Gagner sans convaincre

Par Yassine Majdi

Durant les dernières années, le Maroc a enchaîné les succès diplomatiques : reconnaissances en cascade du plan d’autonomie, résolution 2797 de l’ONU, trois membres permanents du Conseil de sécurité rangés derrière Rabat…

Dans les chancelleries, le royaume n’a jamais été aussi fort. Et pourtant, dans les grandes rédactions du monde, rien n’a bougé. Un audit du cabinet Affinytix vient de mettre un chiffre sur l’anomalie : pendant que les gouvernements signaient, le ton de la presse occidentale, lui, est resté tiède, parfois négatif. Les victoires se sont accumulées, leur récit n’a pas suivi.

“Un Occident qui ne pardonnerait pas au Maroc ses succès. C’est la lecture la plus confortable. C’est aussi la plus fausse”

Yassine Majdi

La tentation est grande de n’y voir qu’un deux poids-deux mesures. Une vieille hostilité, un procès permanent, un Occident qui ne pardonnerait pas au Maroc ses succès. C’est la lecture la plus confortable. C’est aussi la plus fausse. Car la même étude montre que les pays qui encensent le royaume sans réserve — le Mali et ses scores dithyrambiques, les capitales du Golfe — ne lui rendent aucun service. Un éloge trop appuyé cesse d’être une information pour devenir une opinion ; il ne convainc que ceux qui l’étaient déjà. Le problème du Maroc n’est pas qu’on l’aime trop peu. C’est qu’on le croit mal.
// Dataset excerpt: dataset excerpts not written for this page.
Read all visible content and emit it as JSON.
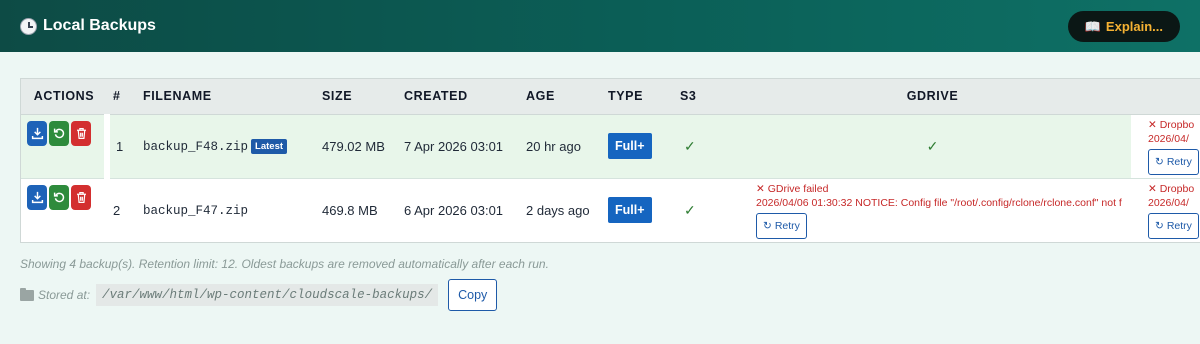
{
  "header": {
    "title": "Local Backups",
    "clock_icon": "clock-icon",
    "explain_label": "Explain...",
    "explain_icon": "book-icon",
    "colors": {
      "bar_start": "#0d4b45",
      "bar_end": "#0e7166",
      "explain_text": "#f5b233"
    }
  },
  "table": {
    "columns": [
      "ACTIONS",
      "#",
      "FILENAME",
      "SIZE",
      "CREATED",
      "AGE",
      "TYPE",
      "S3",
      "GDRIVE"
    ],
    "rows": [
      {
        "index": "1",
        "filename": "backup_F48.zip",
        "badge": "Latest",
        "size": "479.02 MB",
        "created": "7 Apr 2026 03:01",
        "age": "20 hr ago",
        "type": "Full+",
        "s3": "✓",
        "gdrive": "✓",
        "dropbox_title": "✕ Dropbo",
        "dropbox_msg": "2026/04/",
        "dropbox_retry": "Retry"
      },
      {
        "index": "2",
        "filename": "backup_F47.zip",
        "badge": "",
        "size": "469.8 MB",
        "created": "6 Apr 2026 03:01",
        "age": "2 days ago",
        "type": "Full+",
        "s3": "✓",
        "gdrive_title": "✕ GDrive failed",
        "gdrive_msg": "2026/04/06 01:30:32 NOTICE: Config file \"/root/.config/rclone/rclone.conf\" not f",
        "gdrive_retry": "Retry",
        "dropbox_title": "✕ Dropbo",
        "dropbox_msg": "2026/04/",
        "dropbox_retry": "Retry"
      }
    ],
    "action_icons": [
      "download-icon",
      "restore-icon",
      "trash-icon"
    ]
  },
  "footer": {
    "note": "Showing 4 backup(s). Retention limit: 12. Oldest backups are removed automatically after each run.",
    "stored_label": "Stored at:",
    "path": "/var/www/html/wp-content/cloudscale-backups/",
    "copy_label": "Copy"
  }
}
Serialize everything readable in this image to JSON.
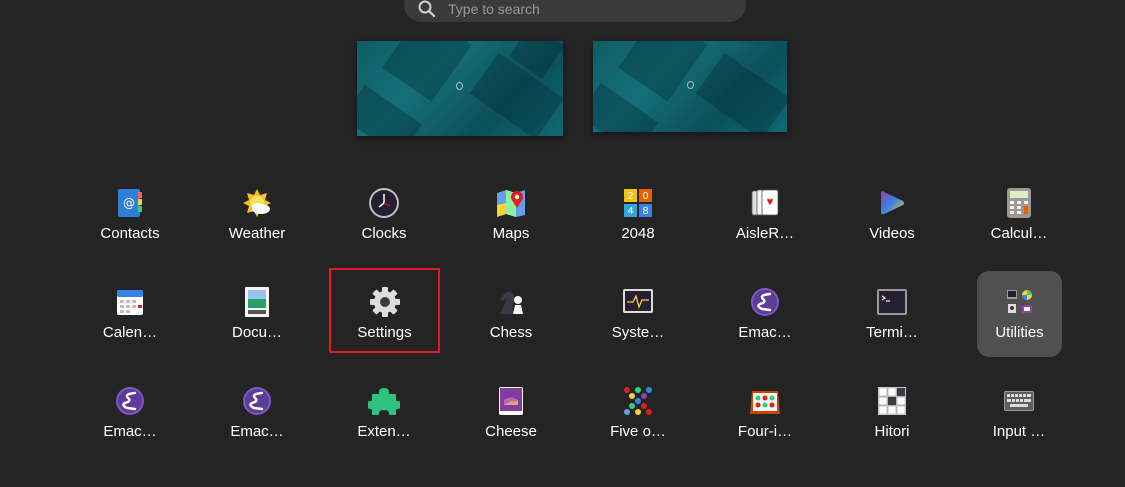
{
  "search": {
    "placeholder": "Type to search"
  },
  "workspaces": [
    "workspace-1",
    "workspace-2"
  ],
  "apps": {
    "contacts": "Contacts",
    "weather": "Weather",
    "clocks": "Clocks",
    "maps": "Maps",
    "game2048": "2048",
    "aislerriot": "AisleR…",
    "videos": "Videos",
    "calculator": "Calcul…",
    "calendar": "Calen…",
    "documents": "Docu…",
    "settings": "Settings",
    "chess": "Chess",
    "system_monitor": "Syste…",
    "emacs1": "Emac…",
    "terminal": "Termi…",
    "utilities": "Utilities",
    "emacs2": "Emac…",
    "emacs3": "Emac…",
    "extensions": "Exten…",
    "cheese": "Cheese",
    "five_or_more": "Five o…",
    "four_in_a_row": "Four-i…",
    "hitori": "Hitori",
    "input_method": "Input …"
  },
  "highlight_color": "#e01b24",
  "selected_color": "#505050"
}
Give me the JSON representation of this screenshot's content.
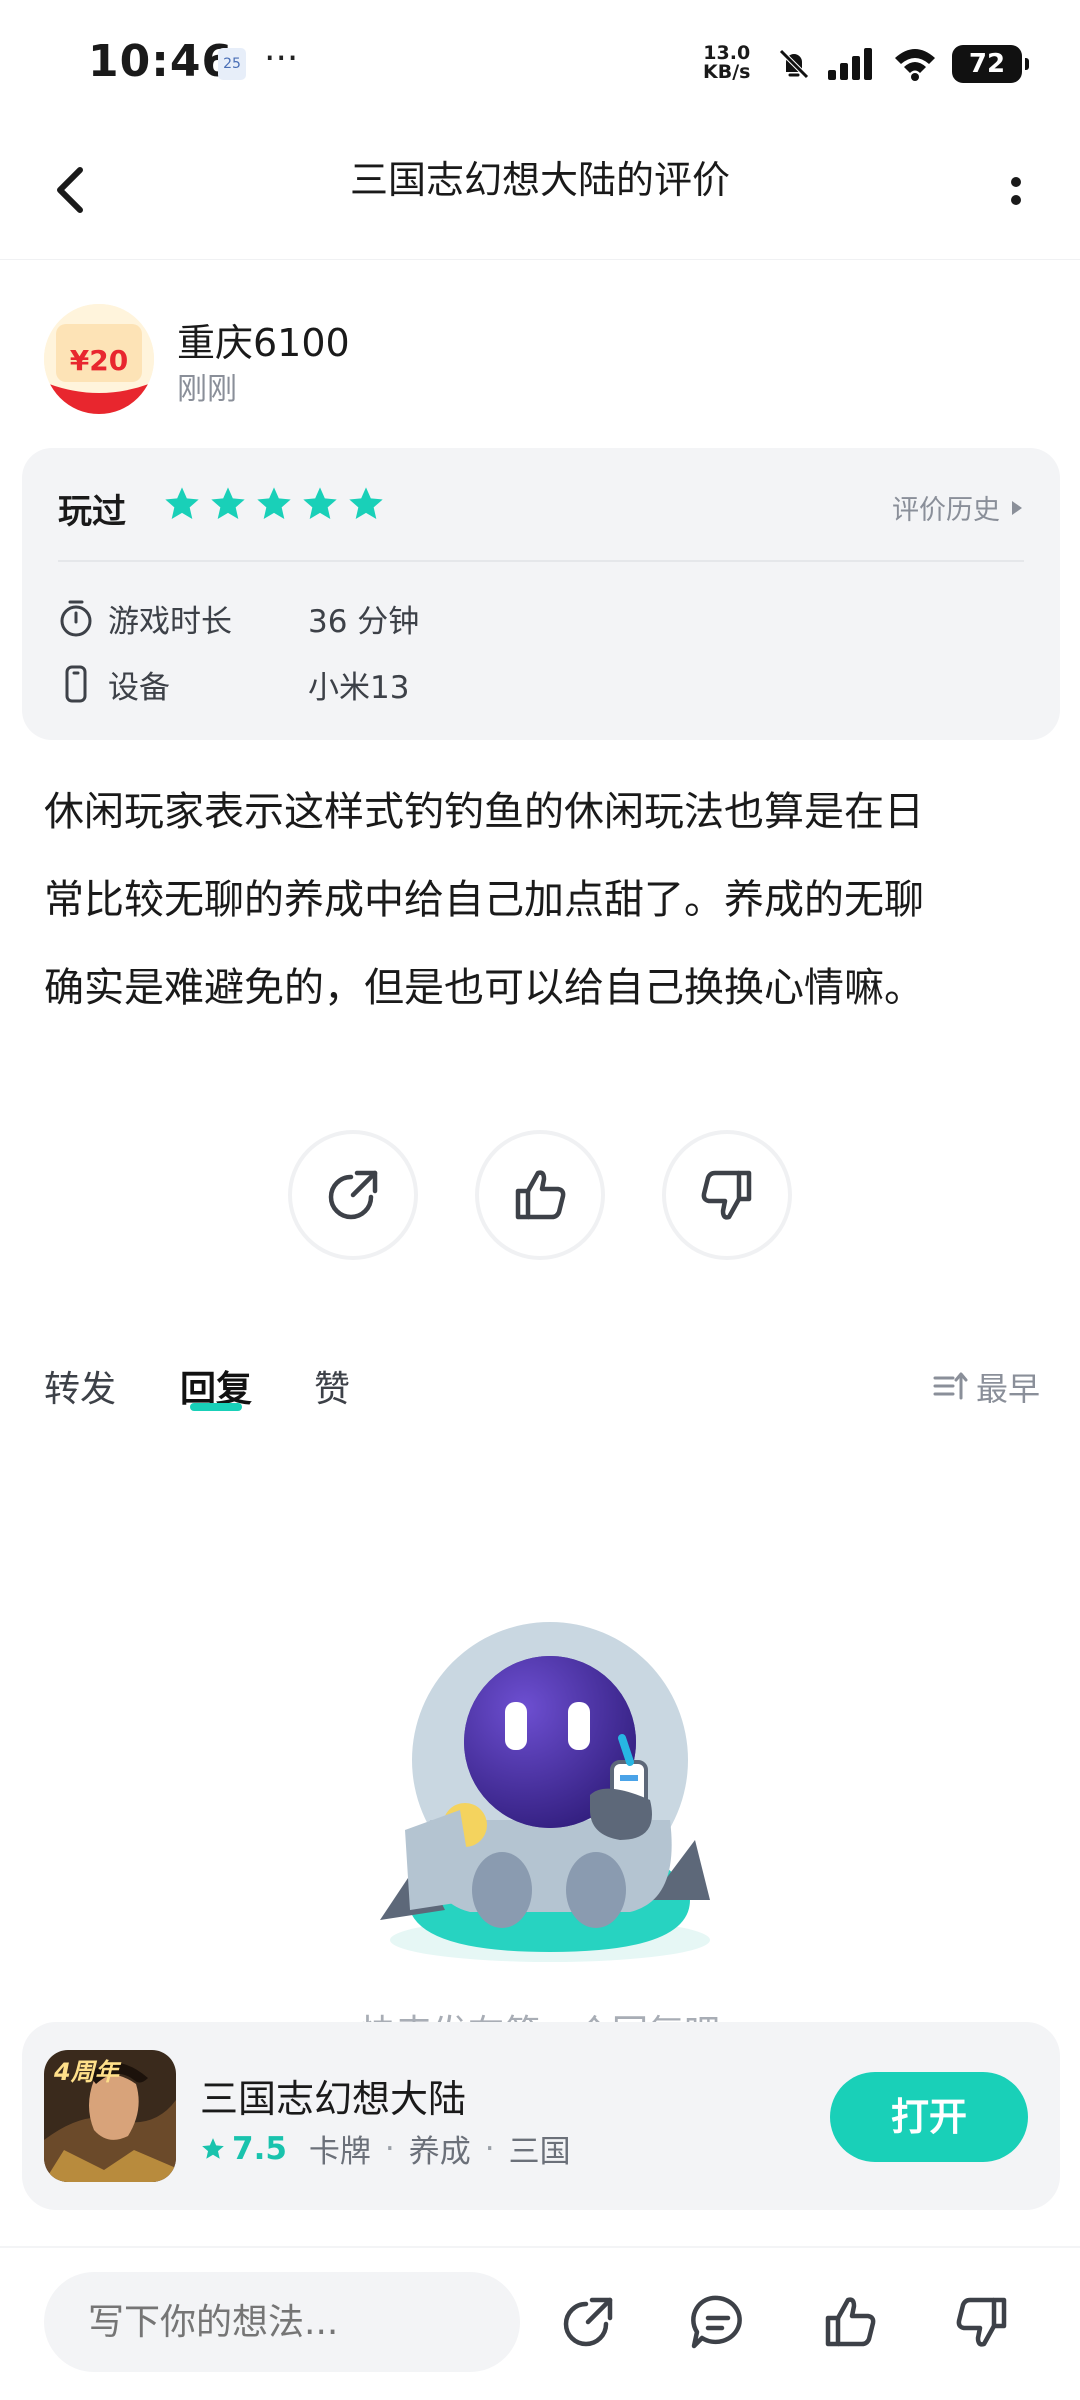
{
  "status_bar": {
    "time": "10:46",
    "calendar_day": "25",
    "more": "···",
    "net_speed_value": "13.0",
    "net_speed_unit": "KB/s",
    "battery": "72"
  },
  "header": {
    "title": "三国志幻想大陆的评价"
  },
  "author": {
    "name": "重庆6100",
    "time": "刚刚",
    "avatar_text": "¥20"
  },
  "rating": {
    "played_label": "玩过",
    "stars": 5,
    "history_label": "评价历史",
    "rows": [
      {
        "icon": "timer-icon",
        "label": "游戏时长",
        "value": "36 分钟"
      },
      {
        "icon": "phone-icon",
        "label": "设备",
        "value": "小米13"
      }
    ]
  },
  "review": {
    "lines": [
      "休闲玩家表示这样式钓钓鱼的休闲玩法也算是在日",
      "常比较无聊的养成中给自己加点甜了。养成的无聊",
      "确实是难避免的，但是也可以给自己换换心情嘛。"
    ]
  },
  "tabs": {
    "items": [
      "转发",
      "回复",
      "赞"
    ],
    "active": "回复",
    "sort_label": "最早"
  },
  "empty_state": {
    "text": "快来发布第一个回复吧"
  },
  "game": {
    "name": "三国志幻想大陆",
    "score": "7.5",
    "tags": [
      "卡牌",
      "养成",
      "三国"
    ],
    "open_label": "打开",
    "badge": "4周年"
  },
  "bottom_bar": {
    "input_placeholder": "写下你的想法..."
  },
  "colors": {
    "accent": "#19d0b8",
    "card_bg": "#f3f4f6",
    "muted_text": "#8a8f99"
  }
}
“L’étude d’Affinytix montre que la crédibilité ne se décrète pas : aucune campagne de séduction ne remplace un fait vérifiable”

Yassine Majdi

Ce que dit cette étude, au fond, est plus dérangeant qu’un complot médiatique. Elle dit que la crédibilité ne se décrète pas, qu’elle ne s’achète pas à coups de communiqués, et qu’aucune campagne de séduction ne remplace un fait vérifiable. Les rédactions qui comptent — celles de Londres, de New York, que cinquante autres reprennent ensuite — ne reprennent jamais un argumentaire officiel. Elles citent des données, des travaux, des sources tierces. Or, sur ce terrain-là, le Maroc est désarmé. Il sait signer des accords. Il ne sait pas encore produire les chiffres qui les rendraient indiscutables.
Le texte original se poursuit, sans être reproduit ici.